4 Responses to “What It Takes to Earn a $1.5 Million Salary at Google”

  1. Jake_Leone

    Engineering is tough, for many management is a great way to relieve themselves from having to actually write code.

    Look I code in Java and C++. Can my manager do that? No way. He doesn’t understand any of the details. All my manager understands is this:

    – Evaluate candidates, by getting the engineers to interview the candidates and provide quick summaries (like yes or no on a candidate). I know this because we get a lot of incompetents that meet a certain stereotype.

    – Is the software working? Get the engineers to provide a simplified report of what is and isn’t working. If it isn’t working, get the engineers to say what they need to get it to work.

    It’s management, they do people, not skills. Engineers do the skills.

    Steve Jobs did do some engineering things on the design side. He did test the product in a black box manner. He did work related to requirements gathering. To that extent, Steve Jobs was an engineer. But that was what he learned to do early on. He was actually pitiful in soft skills. There are numerous incidents where he completely failed on soft skills (or was the victim of people expert in soft skills).

    If Steve Job were at Google, he would probably stop 80% of the projects there. Reassign engineers to work on a smaller set of core development goal. He would spinoff the self driving car division.

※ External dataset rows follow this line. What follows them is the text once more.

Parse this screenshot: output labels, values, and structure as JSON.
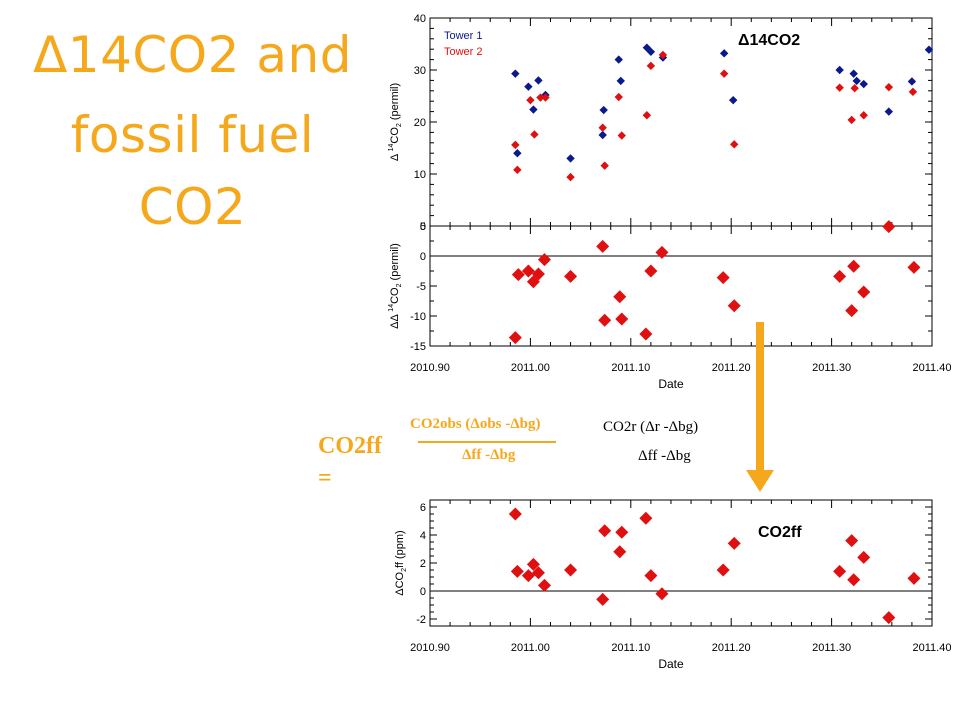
{
  "title_lines": [
    "Δ14CO2 and",
    "fossil fuel",
    "CO2"
  ],
  "labels": {
    "d14co2": "Δ14CO2",
    "co2ff": "CO2ff"
  },
  "equation": {
    "lhs": "CO2ff =",
    "num1": "CO2obs (Δobs -Δbg)",
    "den1": "Δff -Δbg",
    "num2": "CO2r (Δr -Δbg)",
    "den2": "Δff -Δbg"
  },
  "colors": {
    "title": "#f5a81c",
    "arrow": "#f5a81c",
    "tower1": "#0a1a8c",
    "tower2": "#e01010"
  },
  "chart_data": [
    {
      "type": "scatter",
      "title": "",
      "xlabel": "",
      "ylabel": "Δ 14CO2 (permil)",
      "ylim": [
        0,
        40
      ],
      "xlim": [
        2010.9,
        2011.4
      ],
      "yticks": [
        "0",
        "10",
        "20",
        "30",
        "40"
      ],
      "legend": {
        "placement": "top-left",
        "entries": [
          "Tower 1",
          "Tower 2"
        ]
      },
      "series": [
        {
          "name": "Tower 1",
          "color": "#0a1a8c",
          "points": [
            [
              2010.985,
              29.3
            ],
            [
              2010.987,
              14
            ],
            [
              2010.998,
              26.8
            ],
            [
              2011.003,
              22.4
            ],
            [
              2011.008,
              28
            ],
            [
              2011.015,
              25.2
            ],
            [
              2011.04,
              13
            ],
            [
              2011.072,
              17.5
            ],
            [
              2011.073,
              22.3
            ],
            [
              2011.088,
              32
            ],
            [
              2011.09,
              27.9
            ],
            [
              2011.116,
              34.3
            ],
            [
              2011.12,
              33.5
            ],
            [
              2011.132,
              32.4
            ],
            [
              2011.193,
              33.2
            ],
            [
              2011.202,
              24.2
            ],
            [
              2011.308,
              30
            ],
            [
              2011.322,
              29.3
            ],
            [
              2011.325,
              27.9
            ],
            [
              2011.332,
              27.3
            ],
            [
              2011.357,
              22
            ],
            [
              2011.38,
              27.8
            ],
            [
              2011.397,
              33.9
            ]
          ]
        },
        {
          "name": "Tower 2",
          "color": "#e01010",
          "points": [
            [
              2010.985,
              15.6
            ],
            [
              2010.987,
              10.8
            ],
            [
              2011.0,
              24.2
            ],
            [
              2011.004,
              17.6
            ],
            [
              2011.01,
              24.7
            ],
            [
              2011.015,
              24.7
            ],
            [
              2011.04,
              9.4
            ],
            [
              2011.072,
              18.9
            ],
            [
              2011.074,
              11.6
            ],
            [
              2011.088,
              24.8
            ],
            [
              2011.091,
              17.4
            ],
            [
              2011.116,
              21.3
            ],
            [
              2011.12,
              30.8
            ],
            [
              2011.132,
              32.9
            ],
            [
              2011.193,
              29.3
            ],
            [
              2011.203,
              15.7
            ],
            [
              2011.308,
              26.6
            ],
            [
              2011.32,
              20.4
            ],
            [
              2011.323,
              26.5
            ],
            [
              2011.332,
              21.3
            ],
            [
              2011.357,
              26.7
            ],
            [
              2011.381,
              25.8
            ]
          ]
        }
      ]
    },
    {
      "type": "scatter",
      "title": "",
      "xlabel": "Date",
      "ylabel": "ΔΔ 14CO2 (permil)",
      "ylim": [
        -15,
        5
      ],
      "xlim": [
        2010.9,
        2011.4
      ],
      "xticks": [
        "2010.90",
        "2011.00",
        "2011.10",
        "2011.20",
        "2011.30",
        "2011.40"
      ],
      "yticks": [
        "-15",
        "-10",
        "-5",
        "0",
        "5"
      ],
      "zero_line": true,
      "series": [
        {
          "color": "#e01010",
          "points": [
            [
              2010.985,
              -13.6
            ],
            [
              2010.988,
              -3.1
            ],
            [
              2010.998,
              -2.5
            ],
            [
              2011.003,
              -4.3
            ],
            [
              2011.008,
              -3.0
            ],
            [
              2011.014,
              -0.6
            ],
            [
              2011.04,
              -3.4
            ],
            [
              2011.072,
              1.6
            ],
            [
              2011.074,
              -10.7
            ],
            [
              2011.089,
              -6.8
            ],
            [
              2011.091,
              -10.5
            ],
            [
              2011.115,
              -13.0
            ],
            [
              2011.12,
              -2.5
            ],
            [
              2011.131,
              0.6
            ],
            [
              2011.192,
              -3.6
            ],
            [
              2011.203,
              -8.3
            ],
            [
              2011.308,
              -3.4
            ],
            [
              2011.32,
              -9.1
            ],
            [
              2011.322,
              -1.7
            ],
            [
              2011.332,
              -6.0
            ],
            [
              2011.357,
              4.9
            ],
            [
              2011.382,
              -1.9
            ]
          ]
        }
      ]
    },
    {
      "type": "scatter",
      "title": "",
      "xlabel": "Date",
      "ylabel": "ΔCO2ff (ppm)",
      "ylim": [
        -2.5,
        6.5
      ],
      "xlim": [
        2010.9,
        2011.4
      ],
      "xticks": [
        "2010.90",
        "2011.00",
        "2011.10",
        "2011.20",
        "2011.30",
        "2011.40"
      ],
      "yticks": [
        "-2",
        "0",
        "2",
        "4",
        "6"
      ],
      "zero_line": true,
      "series": [
        {
          "color": "#e01010",
          "points": [
            [
              2010.985,
              5.5
            ],
            [
              2010.987,
              1.4
            ],
            [
              2010.998,
              1.1
            ],
            [
              2011.003,
              1.9
            ],
            [
              2011.008,
              1.3
            ],
            [
              2011.014,
              0.4
            ],
            [
              2011.04,
              1.5
            ],
            [
              2011.072,
              -0.6
            ],
            [
              2011.074,
              4.3
            ],
            [
              2011.089,
              2.8
            ],
            [
              2011.091,
              4.2
            ],
            [
              2011.115,
              5.2
            ],
            [
              2011.12,
              1.1
            ],
            [
              2011.131,
              -0.2
            ],
            [
              2011.192,
              1.5
            ],
            [
              2011.203,
              3.4
            ],
            [
              2011.308,
              1.4
            ],
            [
              2011.32,
              3.6
            ],
            [
              2011.322,
              0.8
            ],
            [
              2011.332,
              2.4
            ],
            [
              2011.357,
              -1.9
            ],
            [
              2011.382,
              0.9
            ]
          ]
        }
      ]
    }
  ]
}
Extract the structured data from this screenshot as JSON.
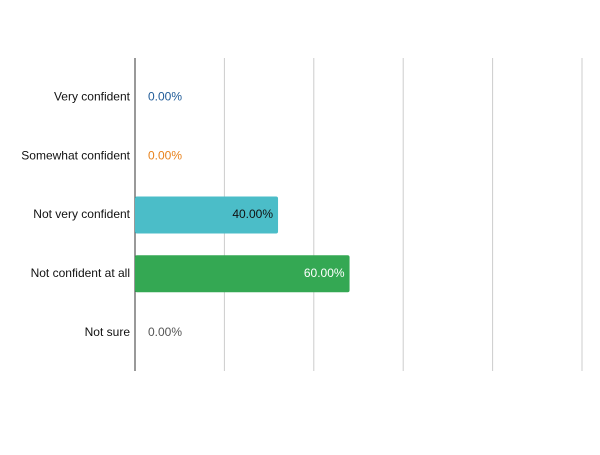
{
  "chart_data": {
    "type": "bar",
    "orientation": "horizontal",
    "categories": [
      "Very confident",
      "Somewhat confident",
      "Not very confident",
      "Not confident at all",
      "Not sure"
    ],
    "values": [
      0,
      0,
      40,
      60,
      0
    ],
    "value_labels": [
      "0.00%",
      "0.00%",
      "40.00%",
      "60.00%",
      "0.00%"
    ],
    "colors": [
      "#1f5b98",
      "#e8821c",
      "#4bbdc8",
      "#34a853",
      "#555555"
    ],
    "xlim": [
      0,
      125
    ],
    "xticks": [
      0,
      25,
      50,
      75,
      100,
      125
    ],
    "grid": true
  }
}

    All that said, would that be better? For Google share holders, yes it would be. For Google’s market dominance, probably so. For Google engineers, well it would be sad for many, they would lose their project funding. The soft skills at Google are obviously deployed to babying projects that won’t add much to bottom line, or will be taken up by other independent and focused companies.

    Tiktok is encroaching on Youtube. Facebook basically gutted any chance Google had at Social media. Tesla has semi-autonomous vehicles. Tesla is working on robots. SpaceX is leading the commercial launch business.

    Smaller focused companies are doing better than Google. Google is making money from its cash cow, search. And search hasn’t really upgraded much at Google. I think that’s a huge vulnerability for Google.

    What might hurt Google on Search, would be a search and procure/create engine. Such an engine would take a lot of focus to create. Some AI companies have this. Imagine if I can search for what I want, if unavailable, can there be a way to one-off easy free items (fully productized imagery and/or software), followed up with possible custom product creation (micro services).

    More focused companies could do.

    Fortunately for Google, Amazon is also very defocused. Other players don’t really have this combination.

    It will just take a focused player to off Google in search. And that focus has to be on production+search.